Modern Foreign Language Intent
At St. Anne’s, we believe that the learning of a language provides a valuable educational, social and cultural experience for our pupils. It helps them to develop communication skills in speaking, listening, reading and writing, with an aim of making substantial progress in one language. In addition, we want our children’s knowledge of how language works to lay the foundations for future language learning. By introducing an international dimension to pupils’ learning, we aim to raise aspirations about language, not only to stimulate curiosity and foster an interest in learning other languages which may be needed within life, but also through awareness of cultural differences in other countries around the world. We believe that learning another language gives children a new, broader world perspective, encouraging them to understand their own cultures and those of others.
We have chosen to teach Spanish as our lead language as many millions of people speak Spanish across all five continents and it provides a good basis for learning other languages. It is our intention to ensure that by the end of our children’s primary education, they have acquired an understanding of written Spanish, confidence to speak in Spanish with others and be aspirational to learn other languages.
We introduce the children to Spanish in a fun, enjoyable way to give them a positive, enthusiastic attitude to MFL learning. The teaching of MFL begins in Key Stage 2, where pupils are initially exposed to the language through basic greetings, colours and numbers and progress to days of the week, instructions and simple songs. This access to language learning enables our children to develop language acquisition skills from a young age, which facilitates their understanding. Throughout KS2, the children further develop their knowledge and understanding of Spanish through their weekly lessons which support the core skills of speaking, listening, reading and writing. Following the National Programme of study alongside that drawn up by specialists from our principle feeder secondary school, facilitates a seamless transition to Key Stage 3. The resulting bespoke curriculum ensures that by the end of the end of KS2 children are able to write a paragraph in Spanish, make cross-curricular links and have a good understanding of the Spanish culture.
Purpose of Study
Learning a foreign language is a liberation from insularity and provides an opening to other cultures. A high-quality languages education should foster pupils’ curiosity and deepen their understanding of the world. The teaching should enable pupils to express their ideas and thoughts in another language and to understand and respond to its speakers, both in speech and in writing. It should also provide opportunities for them to communicate for practical purposes, learn new ways of thinking and read great literature in the original language. Language teaching should provide the foundation for learning further languages, equipping pupils to study and work in other countries.

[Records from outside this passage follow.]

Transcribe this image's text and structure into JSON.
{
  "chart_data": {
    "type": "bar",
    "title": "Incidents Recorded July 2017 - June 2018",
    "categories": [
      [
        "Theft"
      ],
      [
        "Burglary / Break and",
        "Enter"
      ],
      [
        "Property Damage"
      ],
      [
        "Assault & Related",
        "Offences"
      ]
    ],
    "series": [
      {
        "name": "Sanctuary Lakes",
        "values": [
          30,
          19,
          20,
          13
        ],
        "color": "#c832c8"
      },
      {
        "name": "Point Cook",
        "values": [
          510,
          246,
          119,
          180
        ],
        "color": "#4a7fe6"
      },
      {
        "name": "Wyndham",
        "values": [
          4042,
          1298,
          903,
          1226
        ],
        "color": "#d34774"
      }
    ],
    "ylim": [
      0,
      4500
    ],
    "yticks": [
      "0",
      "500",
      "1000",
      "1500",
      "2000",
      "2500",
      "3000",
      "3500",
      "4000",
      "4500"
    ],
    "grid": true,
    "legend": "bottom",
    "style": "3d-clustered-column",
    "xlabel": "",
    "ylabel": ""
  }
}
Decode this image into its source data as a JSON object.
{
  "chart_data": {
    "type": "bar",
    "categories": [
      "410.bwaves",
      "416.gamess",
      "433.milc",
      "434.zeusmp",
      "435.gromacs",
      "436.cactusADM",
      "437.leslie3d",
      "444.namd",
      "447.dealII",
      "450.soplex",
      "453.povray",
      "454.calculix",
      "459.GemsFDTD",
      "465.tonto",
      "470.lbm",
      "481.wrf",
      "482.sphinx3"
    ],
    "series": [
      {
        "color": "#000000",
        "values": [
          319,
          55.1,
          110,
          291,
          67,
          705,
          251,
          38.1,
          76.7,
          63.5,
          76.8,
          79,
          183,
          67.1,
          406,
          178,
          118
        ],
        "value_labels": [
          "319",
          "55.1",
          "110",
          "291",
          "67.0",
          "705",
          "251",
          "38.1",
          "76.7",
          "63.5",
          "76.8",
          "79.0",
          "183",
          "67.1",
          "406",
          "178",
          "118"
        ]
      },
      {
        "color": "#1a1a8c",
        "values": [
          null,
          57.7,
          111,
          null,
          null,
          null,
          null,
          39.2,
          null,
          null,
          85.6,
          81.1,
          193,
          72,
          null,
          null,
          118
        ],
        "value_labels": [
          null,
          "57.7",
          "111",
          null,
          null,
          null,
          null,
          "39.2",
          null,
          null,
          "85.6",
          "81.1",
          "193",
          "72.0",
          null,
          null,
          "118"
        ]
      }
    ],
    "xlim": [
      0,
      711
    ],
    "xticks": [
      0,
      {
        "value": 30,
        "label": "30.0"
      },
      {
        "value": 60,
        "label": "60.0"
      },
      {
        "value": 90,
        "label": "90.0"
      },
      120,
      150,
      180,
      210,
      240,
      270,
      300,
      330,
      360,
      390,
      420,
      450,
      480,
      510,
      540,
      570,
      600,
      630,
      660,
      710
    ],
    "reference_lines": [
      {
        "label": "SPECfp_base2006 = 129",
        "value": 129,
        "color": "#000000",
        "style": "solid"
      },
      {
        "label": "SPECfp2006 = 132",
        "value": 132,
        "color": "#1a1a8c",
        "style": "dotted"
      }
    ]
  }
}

The national curriculum for languages aims to ensure that all pupils:
- understand and respond to spoken and written language from a variety of authentic sources
- speak with increasing confidence, fluency and spontaneity, finding ways of communicating what they want to say, including through discussion and asking questions, and continually improving the accuracy of their pronunciation and intonation
- can write at varying length, for different purposes and audiences, using the variety of grammatical structures that they have learnt
- discover and develop an appreciation of a range of writing in the language studied
By the end of each key stage, pupils are expected to know, apply and understand the matters, skills and processes specified in the relevant programme of study.
Schools are not required by law to teach the example content in [square brackets].
Key Stage 2: Foreign Language
Teaching may be of any modern or ancient foreign language and should focus on enabling pupils to make substantial progress in one language. The teaching should provide an appropriate balance of spoken and written language and should lay the foundations for further foreign language teaching at key stage 3. It should enable pupils to understand and communicate ideas, facts and feelings in speech and writing, focused on familiar and routine matters, using their knowledge of phonology, grammatical structures and vocabulary.
The focus of study in modern languages will be on practical communication. If an ancient language is chosen, the focus will be to provide a linguistic foundation for reading comprehension and an appreciation of classical civilisation. Pupils studying ancient languages may take part in simple oral exchanges, while discussion of what they read will be conducted in English. A linguistic foundation in ancient languages may support the study of modern languages at key stage 3.
Pupils should be taught to:
- listen attentively to spoken language and show understanding by joining in and responding
- explore the patterns and sounds of language through songs and rhymes and link the spelling, sound and meaning of words
- engage in conversations; ask and answer questions; express opinions and respond to those of others; seek clarification and help*
- speak in sentences, using familiar vocabulary, phrases and basic language structures
- develop accurate pronunciation and intonation so that others understand when they are reading aloud or using familiar words and phrases*
- present ideas and information orally to a range of audiences*
- read carefully and show understanding of words, phrases and simple writing
- appreciate stories, songs, poems and rhymes in the language
- broaden their vocabulary and develop their ability to understand new words that are introduced into familiar written material, including through using a dictionary
- write phrases from memory, and adapt these to create new sentences, to express ideas clearly
- describe people, places, things and actions orally* and in writing
- understand basic grammar appropriate to the language being studied, including (where relevant): feminine, masculine and neuter forms and the conjugation of high-frequency verbs; key features and patterns of the language; how to apply these, for instance, to build sentences; and how these differ from or are similar to English.